3. Preliminary Study: Co-Design of the Experience and Methods Evaluation
The inclusion criteria comprised residents with a formal diagnosis of ASD at DSM-5 Level 1. A preliminary experiment was conducted with four volunteers (3 male, 1 female; mean age = 38 years, range = 23–50), none of whom had previous experience with VR. The gender distribution of participants reflects the demographic composition of DAC residents and aligns with the male percentage typically observed in individuals with ASD [
25,
26]. The purpose of this preliminary study was to evaluate and refine the investigation methods in VR with the specific target population, namely individuals with ASD at DSM-5 Level 1, who are capable of developing autonomy in everyday tasks but still require structured support through attendance at a DAC.
We defined our methodological research questions:
RQp1: Does our population accept wearing a Head Mounted Display (HMD)?
RQp2: Are the tasks in virtual reality adequate?
RQp3: Are questionnaires suitable for our population and in line with their cognitive level?
RQp4: Is a 7-point Likert scale a suitable way to provide a response to questions mainly related to user experience?

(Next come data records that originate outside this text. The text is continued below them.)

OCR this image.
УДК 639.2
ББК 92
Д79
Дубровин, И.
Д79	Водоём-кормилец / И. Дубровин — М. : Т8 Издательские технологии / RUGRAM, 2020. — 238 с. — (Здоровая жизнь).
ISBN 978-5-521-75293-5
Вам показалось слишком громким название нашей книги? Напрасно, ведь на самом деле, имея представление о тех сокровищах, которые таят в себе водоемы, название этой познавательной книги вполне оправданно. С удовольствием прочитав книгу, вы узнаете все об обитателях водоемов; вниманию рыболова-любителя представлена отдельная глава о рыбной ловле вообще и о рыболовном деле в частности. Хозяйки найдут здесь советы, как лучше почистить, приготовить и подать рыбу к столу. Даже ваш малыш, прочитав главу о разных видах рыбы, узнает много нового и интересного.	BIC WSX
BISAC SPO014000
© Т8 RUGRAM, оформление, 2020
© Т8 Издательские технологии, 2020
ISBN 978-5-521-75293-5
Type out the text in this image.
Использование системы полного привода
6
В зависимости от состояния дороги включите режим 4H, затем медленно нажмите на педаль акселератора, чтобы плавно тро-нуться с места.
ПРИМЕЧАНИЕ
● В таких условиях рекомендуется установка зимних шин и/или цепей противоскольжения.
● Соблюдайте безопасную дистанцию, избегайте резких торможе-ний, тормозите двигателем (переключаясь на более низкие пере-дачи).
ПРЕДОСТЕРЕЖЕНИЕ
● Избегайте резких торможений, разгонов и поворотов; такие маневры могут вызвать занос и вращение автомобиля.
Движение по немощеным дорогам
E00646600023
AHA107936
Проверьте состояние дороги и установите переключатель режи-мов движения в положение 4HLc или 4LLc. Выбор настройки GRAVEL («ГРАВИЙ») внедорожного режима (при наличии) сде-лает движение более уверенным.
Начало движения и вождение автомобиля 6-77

RQp5: How do users rate the overall experience?
3.1. Experimental Design
Before starting the experiment, the subjects were told by the caregivers they would try a virtual reality experience representing the center, developed by friendly scientists that would be in the room during the whole period. Caregivers instead received specific information and instructions on how to play the serious game and guide the participant. Every participant, together with their caregiver, was welcomed by the operator in a room at the center. Both the participant and the caregiver were asked to wear an HMD and freely explore the application. During their experience, we observed their behavior, focusing on the research questions RQp1 and RQp2. At the end of the experience, the caregiver asked every user about the experience in a free-form dialogue, and also proposed a set of six questions, reported in
Table 2, whose responses were collected on a Likert scale either of 1 to 7 or of 1 to 5, depending on the preferences and capabilities of the user. This would provide an insight on the methodological questions RQp3 and RQp4. The results of the questionnaire would provide users’ ratings of the experience, which falls under RQp5.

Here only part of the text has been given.